The authors develop and validate a novel maximum-likelihood algorithm to resolve and localize multiple GW sources in PTA data, even in noisy conditions.

Findings

Can resolve up to P/3 sources with P pulsars in noiseless data

Method performs well in blind tests with noisy and noiseless data

Successfully locates most injected sources in simulations

Abstract

We study the capability of a pulsar timing array (PTA) to individually resolve and localize in the sky monochromatic gravitational wave (GW) sources. Given a cosmological population of inspiralling massive black hole binaries, their observable signal in the PTA domain is expected to be a superposition of several nearly-monochromatic GWs of different strength. In each frequency bin, the signal is neither a stochastic background nor perfectly resolvable in its individual components. In this context, it is crucial to explore how the information encoded in the spatial distribution of the array of pulsars might help recovering the origin of the GW signal, by resolving individually and locating in the sky the strongest sources. In this paper we develop a maximum-likelihood based method finalized to this purpose.

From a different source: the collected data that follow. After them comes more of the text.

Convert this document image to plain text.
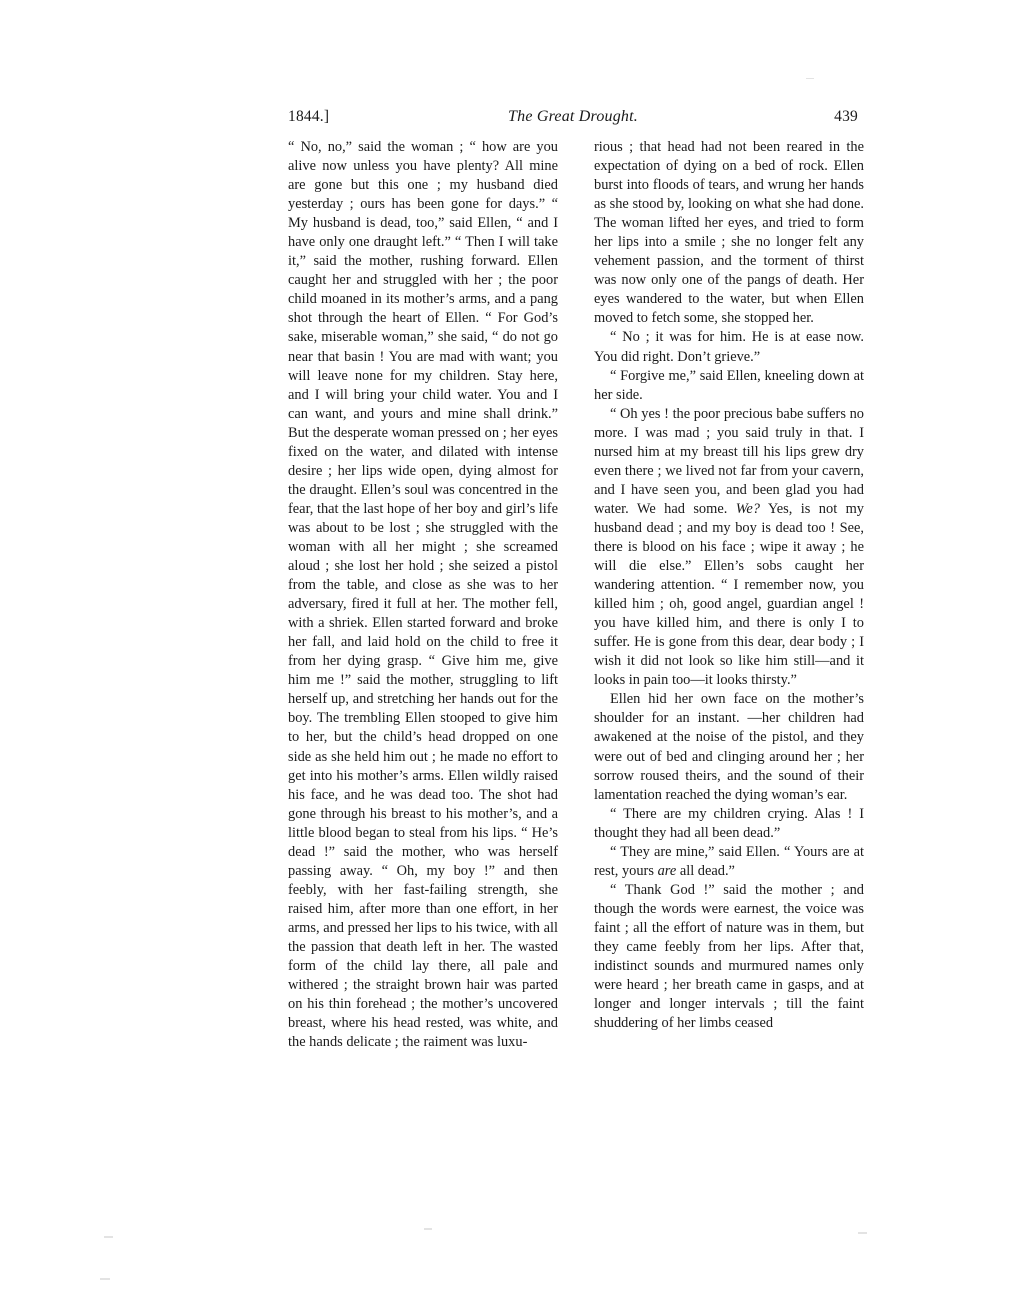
1844.]	The Great Drought.	439

“ No, no,” said the woman ; “ how are you alive now unless you have plenty? All mine are gone but this one ; my husband died yesterday ; ours has been gone for days.” “ My husband is dead, too,” said Ellen, “ and I have only one draught left.” “ Then I will take it,” said the mother, rushing forward. Ellen caught her and struggled with her ; the poor child moaned in its mother’s arms, and a pang shot through the heart of Ellen. “ For God’s sake, miserable woman,” she said, “ do not go near that basin ! You are mad with want; you will leave none for my children. Stay here, and I will bring your child water. You and I can want, and yours and mine shall drink.” But the desperate woman pressed on ; her eyes fixed on the water, and dilated with intense desire ; her lips wide open, dying almost for the draught. Ellen’s soul was concentred in the fear, that the last hope of her boy and girl’s life was about to be lost ; she struggled with the woman with all her might ; she screamed aloud ; she lost her hold ; she seized a pistol from the table, and close as she was to her adversary, fired it full at her. The mother fell, with a shriek. Ellen started forward and broke her fall, and laid hold on the child to free it from her dying grasp. “ Give him me, give him me !” said the mother, struggling to lift herself up, and stretching her hands out for the boy. The trembling Ellen stooped to give him to her, but the child’s head dropped on one side as she held him out ; he made no effort to get into his mother’s arms. Ellen wildly raised his face, and he was dead too. The shot had gone through his breast to his mother’s, and a little blood began to steal from his lips. “ He’s dead !” said the mother, who was herself passing away. “ Oh, my boy !” and then feebly, with her fast-failing strength, she raised him, after more than one effort, in her arms, and pressed her lips to his twice, with all the passion that death left in her. The wasted form of the child lay there, all pale and withered ; the straight brown hair was parted on his thin forehead ; the mother’s uncovered breast, where his head rested, was white, and the hands delicate ; the raiment was luxu-

rious ; that head had not been reared in the expectation of dying on a bed of rock. Ellen burst into floods of tears, and wrung her hands as she stood by, looking on what she had done. The woman lifted her eyes, and tried to form her lips into a smile ; she no longer felt any vehement passion, and the torment of thirst was now only one of the pangs of death. Her eyes wandered to the water, but when Ellen moved to fetch some, she stopped her.

“ No ; it was for him. He is at ease now. You did right. Don’t grieve.”

“ Forgive me,” said Ellen, kneeling down at her side.

“ Oh yes ! the poor precious babe suffers no more. I was mad ; you said truly in that. I nursed him at my breast till his lips grew dry even there ; we lived not far from your cavern, and I have seen you, and been glad you had water. We had some. We? Yes, is not my husband dead ; and my boy is dead too ! See, there is blood on his face ; wipe it away ; he will die else.” Ellen’s sobs caught her wandering attention. “ I remember now, you killed him ; oh, good angel, guardian angel ! you have killed him, and there is only I to suffer. He is gone from this dear, dear body ; I wish it did not look so like him still—and it looks in pain too—it looks thirsty.”

Ellen hid her own face on the mother’s shoulder for an instant. —her children had awakened at the noise of the pistol, and they were out of bed and clinging around her ; her sorrow roused theirs, and the sound of their lamentation reached the dying woman’s ear.

“ There are my children crying. Alas ! I thought they had all been dead.”

“ They are mine,” said Ellen. “ Yours are at rest, yours are all dead.”

“ Thank God !” said the mother ; and though the words were earnest, the voice was faint ; all the effort of nature was in them, but they came feebly from her lips. After that, indistinct sounds and murmured names only were heard ; her breath came in gasps, and at longer and longer intervals ; till the faint shuddering of her limbs ceased
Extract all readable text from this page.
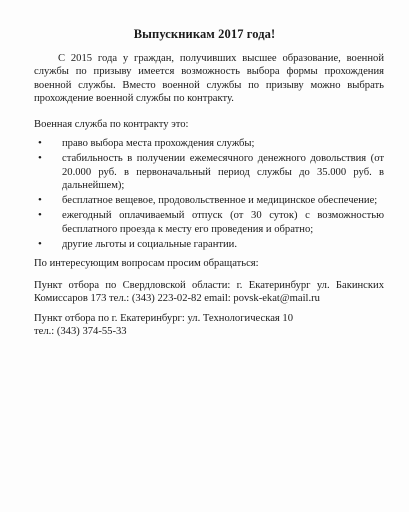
Выпускникам 2017 года!
С 2015 года у граждан, получивших высшее образование, военной службы по призыву имеется возможность выбора формы прохождения военной службы. Вместо военной службы по призыву можно выбрать прохождение военной службы по контракту.
Военная служба по контракту это:
• право выбора места прохождения службы;
• стабильность в получении ежемесячного денежного довольствия (от 20.000 руб. в первоначальный период службы до 35.000 руб. в дальнейшем);
• бесплатное вещевое, продовольственное и медицинское обеспечение;
• ежегодный оплачиваемый отпуск (от 30 суток) с возможностью бесплатного проезда к месту его проведения и обратно;
• другие льготы и социальные гарантии.
По интересующим вопросам просим обращаться:
Пункт отбора по Свердловской области: г. Екатеринбург ул. Бакинских Комиссаров 173 тел.: (343) 223-02-82 email: povsk-ekat@mail.ru
Пункт отбора по г. Екатеринбург: ул. Технологическая 10
тел.: (343) 374-55-33
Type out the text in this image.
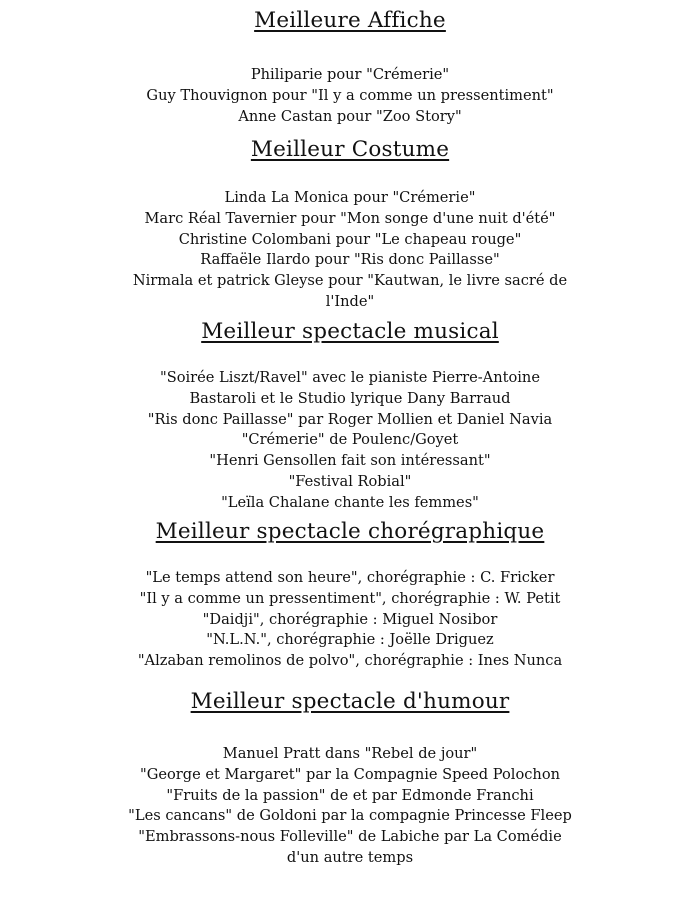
Meilleure Affiche
Philiparie pour "Crémerie"
Guy Thouvignon pour "Il y a comme un pressentiment"
Anne Castan pour "Zoo Story"
Meilleur Costume
Linda La Monica pour "Crémerie"
Marc Réal Tavernier pour "Mon songe d'une nuit d'été"
Christine Colombani pour "Le chapeau rouge"
Raffaële Ilardo pour "Ris donc Paillasse"
Nirmala et patrick Gleyse pour "Kautwan, le livre sacré de
l'Inde"
Meilleur spectacle musical
"Soirée Liszt/Ravel" avec le pianiste Pierre-Antoine
Bastaroli et le Studio lyrique Dany Barraud
"Ris donc Paillasse" par Roger Mollien et Daniel Navia
"Crémerie" de Poulenc/Goyet
"Henri Gensollen fait son intéressant"
"Festival Robial"
"Leïla Chalane chante les femmes"
Meilleur spectacle chorégraphique
"Le temps attend son heure", chorégraphie : C. Fricker
"Il y a comme un pressentiment", chorégraphie : W. Petit
"Daidji", chorégraphie : Miguel Nosibor
"N.L.N.", chorégraphie : Joëlle Driguez
"Alzaban remolinos de polvo", chorégraphie : Ines Nunca
Meilleur spectacle d'humour
Manuel Pratt dans "Rebel de jour"
"George et Margaret" par la Compagnie Speed Polochon
"Fruits de la passion" de et par Edmonde Franchi
"Les cancans" de Goldoni par la compagnie Princesse Fleep
"Embrassons-nous Folleville" de Labiche par La Comédie
d'un autre temps
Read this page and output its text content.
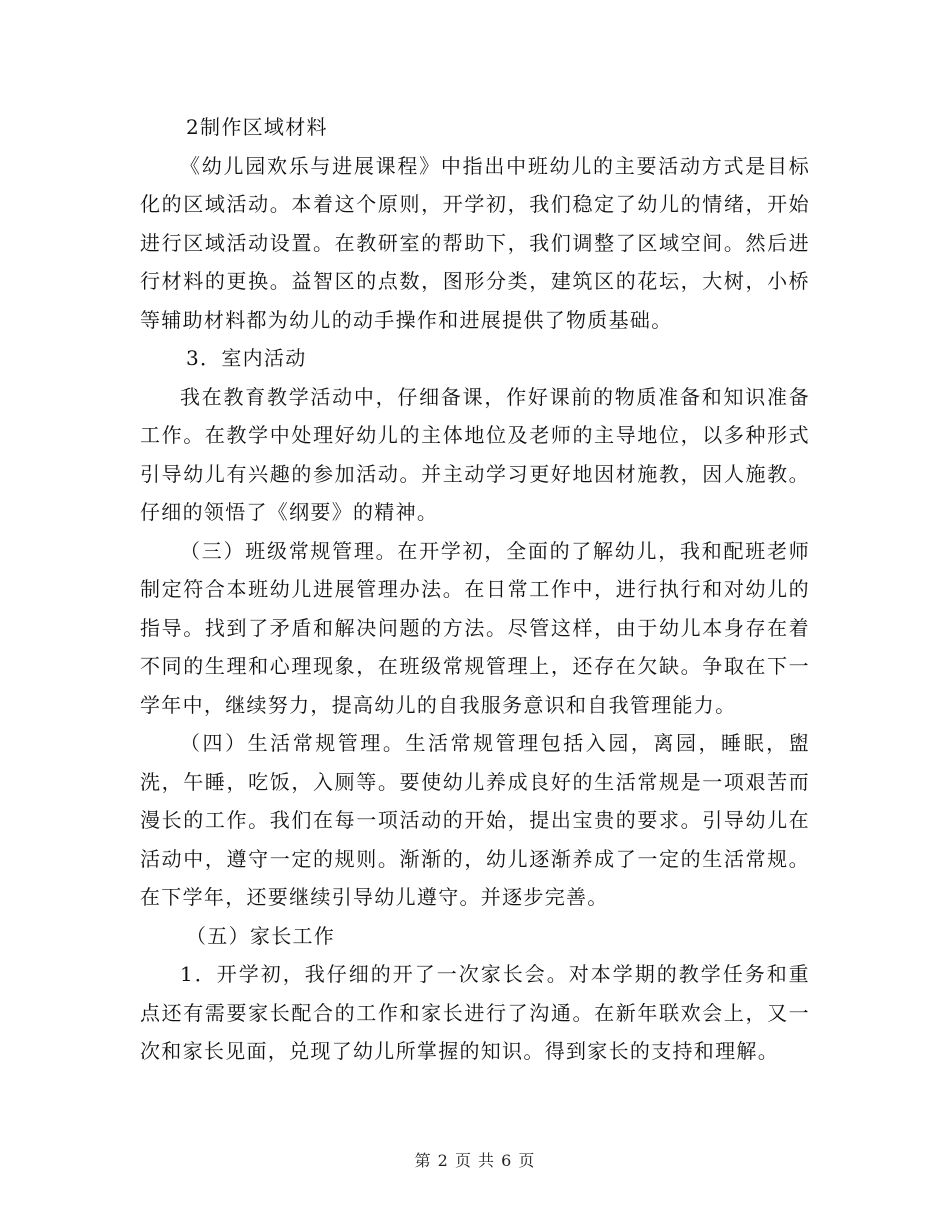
2制作区域材料

《幼儿园欢乐与进展课程》中指出中班幼儿的主要活动方式是目标化的区域活动。本着这个原则，开学初，我们稳定了幼儿的情绪，开始进行区域活动设置。在教研室的帮助下，我们调整了区域空间。然后进行材料的更换。益智区的点数，图形分类，建筑区的花坛，大树，小桥等辅助材料都为幼儿的动手操作和进展提供了物质基础。

3．室内活动

我在教育教学活动中，仔细备课，作好课前的物质准备和知识准备工作。在教学中处理好幼儿的主体地位及老师的主导地位，以多种形式引导幼儿有兴趣的参加活动。并主动学习更好地因材施教，因人施教。仔细的领悟了《纲要》的精神。

（三）班级常规管理。在开学初，全面的了解幼儿，我和配班老师制定符合本班幼儿进展管理办法。在日常工作中，进行执行和对幼儿的指导。找到了矛盾和解决问题的方法。尽管这样，由于幼儿本身存在着不同的生理和心理现象，在班级常规管理上，还存在欠缺。争取在下一学年中，继续努力，提高幼儿的自我服务意识和自我管理能力。

（四）生活常规管理。生活常规管理包括入园，离园，睡眠，盥洗，午睡，吃饭，入厕等。要使幼儿养成良好的生活常规是一项艰苦而漫长的工作。我们在每一项活动的开始，提出宝贵的要求。引导幼儿在活动中，遵守一定的规则。渐渐的，幼儿逐渐养成了一定的生活常规。在下学年，还要继续引导幼儿遵守。并逐步完善。

（五）家长工作

1．开学初，我仔细的开了一次家长会。对本学期的教学任务和重点还有需要家长配合的工作和家长进行了沟通。在新年联欢会上，又一次和家长见面，兑现了幼儿所掌握的知识。得到家长的支持和理解。

第 2 页 共 6 页
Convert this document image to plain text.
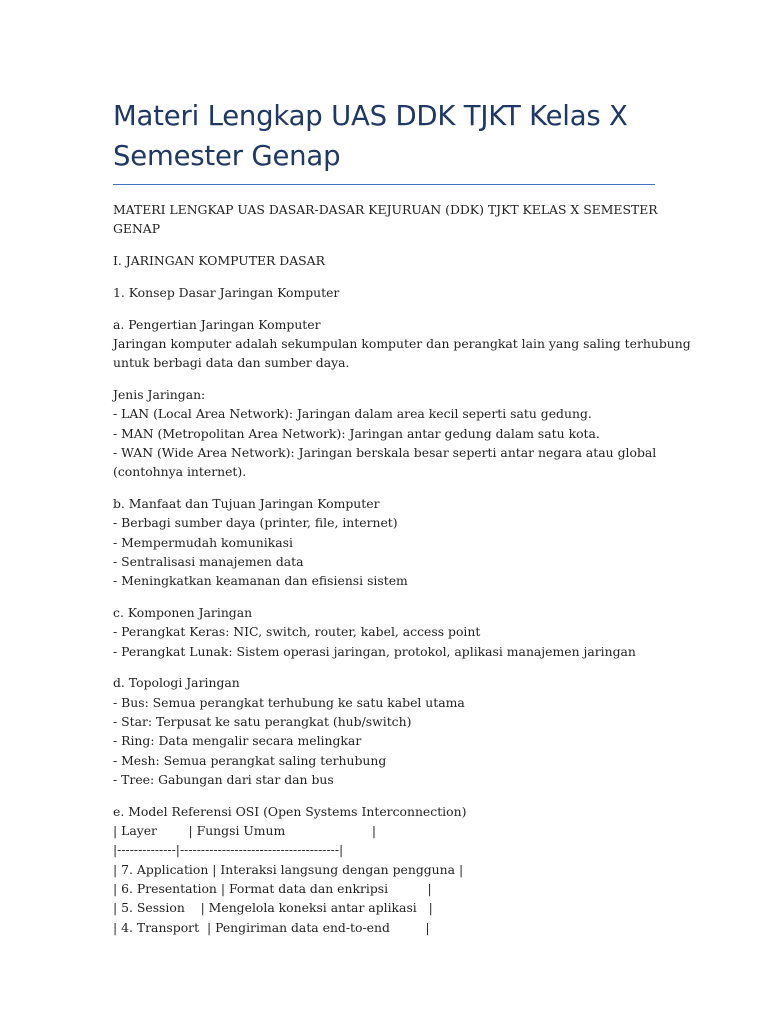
Materi Lengkap UAS DDK TJKT Kelas X
Semester Genap

MATERI LENGKAP UAS DASAR-DASAR KEJURUAN (DDK) TJKT KELAS X SEMESTER GENAP

I. JARINGAN KOMPUTER DASAR

1. Konsep Dasar Jaringan Komputer

a. Pengertian Jaringan Komputer
Jaringan komputer adalah sekumpulan komputer dan perangkat lain yang saling terhubung
untuk berbagi data dan sumber daya.
Jenis Jaringan:
- LAN (Local Area Network): Jaringan dalam area kecil seperti satu gedung.
- MAN (Metropolitan Area Network): Jaringan antar gedung dalam satu kota.
- WAN (Wide Area Network): Jaringan berskala besar seperti antar negara atau global
(contohnya internet).
b. Manfaat dan Tujuan Jaringan Komputer
- Berbagi sumber daya (printer, file, internet)
- Mempermudah komunikasi
- Sentralisasi manajemen data
- Meningkatkan keamanan dan efisiensi sistem
c. Komponen Jaringan
- Perangkat Keras: NIC, switch, router, kabel, access point
- Perangkat Lunak: Sistem operasi jaringan, protokol, aplikasi manajemen jaringan
d. Topologi Jaringan
- Bus: Semua perangkat terhubung ke satu kabel utama
- Star: Terpusat ke satu perangkat (hub/switch)
- Ring: Data mengalir secara melingkar
- Mesh: Semua perangkat saling terhubung
- Tree: Gabungan dari star dan bus
e. Model Referensi OSI (Open Systems Interconnection)
| Layer        | Fungsi Umum                      |
|--------------|--------------------------------------|
| 7. Application | Interaksi langsung dengan pengguna |
| 6. Presentation | Format data dan enkripsi          |
| 5. Session    | Mengelola koneksi antar aplikasi   |
| 4. Transport  | Pengiriman data end-to-end         |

We test the algorithm against noiseless data showing that up to P/3 sources can be resolved and localized in the sky by an array of P pulsars. We validate the code by performing blind searches on both noiseless and noisy data containing an unknown number of signals with different strengths. Even without employing any proper search algorithm, our analysis procedure performs well, recovering and correctly locating in the sky almost all the injected sources.